Le collège des questeurs estime "normal" "que les députés s'appliquent à eux-mêmes des efforts identiques car les élus du peuple se doivent d'être exemplaires en tous points".

Les députés avaient déjà fait un pas en adoptant vendredi dernier, dans le cadre du projet de loi de finances de la Sécurité sociale (PLFSS) pour 2008, un amendement de la commission des Affaires sociales interdisant aux parlementaires fonctionnaires de continuer, pendant leur mandat, à cotiser à leur régime de retraite d'origine alors qu'ils sont obligatoirement affiliés aux régimes de pension de l'Assemblée et du Sénat.

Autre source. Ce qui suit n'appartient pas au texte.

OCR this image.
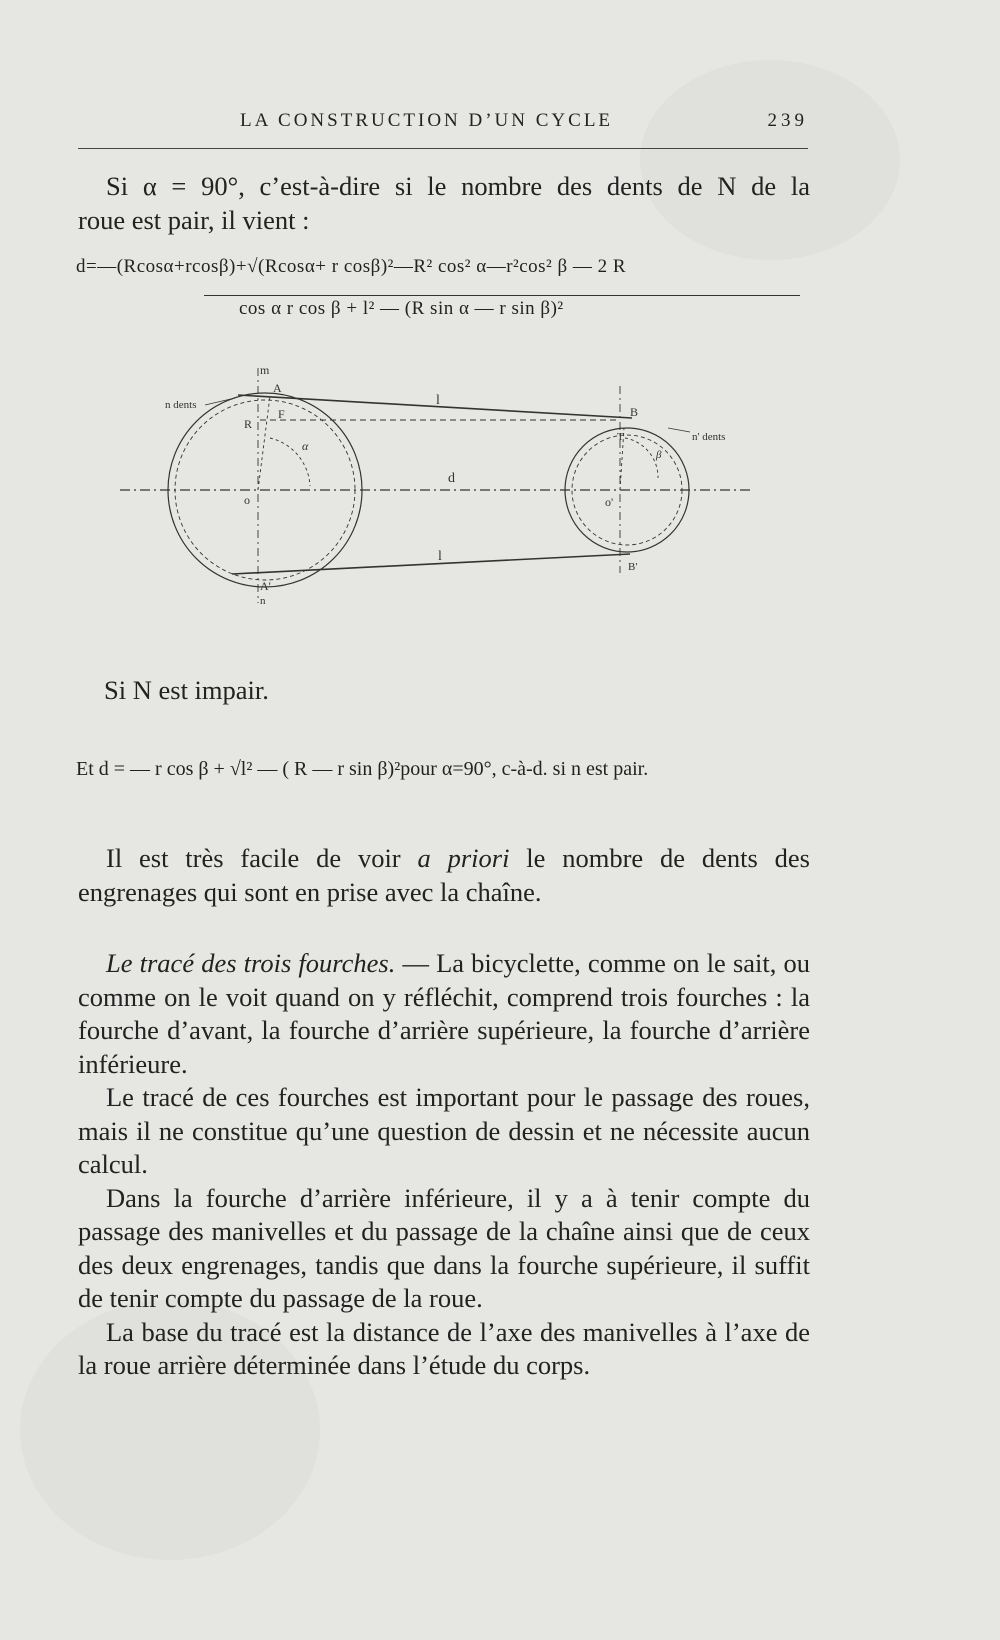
LA CONSTRUCTION D’UN CYCLE	239

Si α = 90°, c’est-à-dire si le nombre des dents de N de la

roue est pair, il vient :

d=—(Rcosα+rcosβ)+√(Rcosα+ r cosβ)²—R² cos² α—r²cos² β — 2 R
cos α r cos β + l² — (R sin α — r sin β)²
m
A
n dents
R
F
α
l
d
B
n' dents
T
β
o	o'
l
B'
A'
n
Si N est impair.
Et d = — r cos β + √l² — ( R — r sin β)²pour α=90°, c-à-d. si n est pair.

Il est très facile de voir a priori le nombre de dents des engrenages qui sont en prise avec la chaîne.

Le tracé des trois fourches. — La bicyclette, comme on le sait, ou comme on le voit quand on y réfléchit, comprend trois fourches : la fourche d’avant, la fourche d’arrière supérieure, la fourche d’arrière inférieure.

Le tracé de ces fourches est important pour le passage des roues, mais il ne constitue qu’une question de dessin et ne nécessite aucun calcul.

Dans la fourche d’arrière inférieure, il y a à tenir compte du passage des manivelles et du passage de la chaîne ainsi que de ceux des deux engrenages, tandis que dans la fourche supérieure, il suffit de tenir compte du passage de la roue.

La base du tracé est la distance de l’axe des manivelles à l’axe de la roue arrière déterminée dans l’étude du corps.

"Les mesures adoptées témoignent de la volonté des députés de mettre un terme à certains particularismes de leur régime de pension et s'inscrivent dans le mouvement de réforme des régimes de retraites", a déclaré, dans un communiqué, le président de l'Assemblée, Bernard Accoyer (UMP).

Le collège des questeurs avait été chargé le 5 octobre de réformer le régime de retraite des députés à la demande du président de l'Assemblée nationale.

Les trois questeurs, trois députés chargés par leurs pairs de la gestion du Palais-Bourbon sous l'autorité du président de l'Assemblée, sont outre Richard Mallié, Philippe Briand (UMP) et Marylise Lebranchu (PS).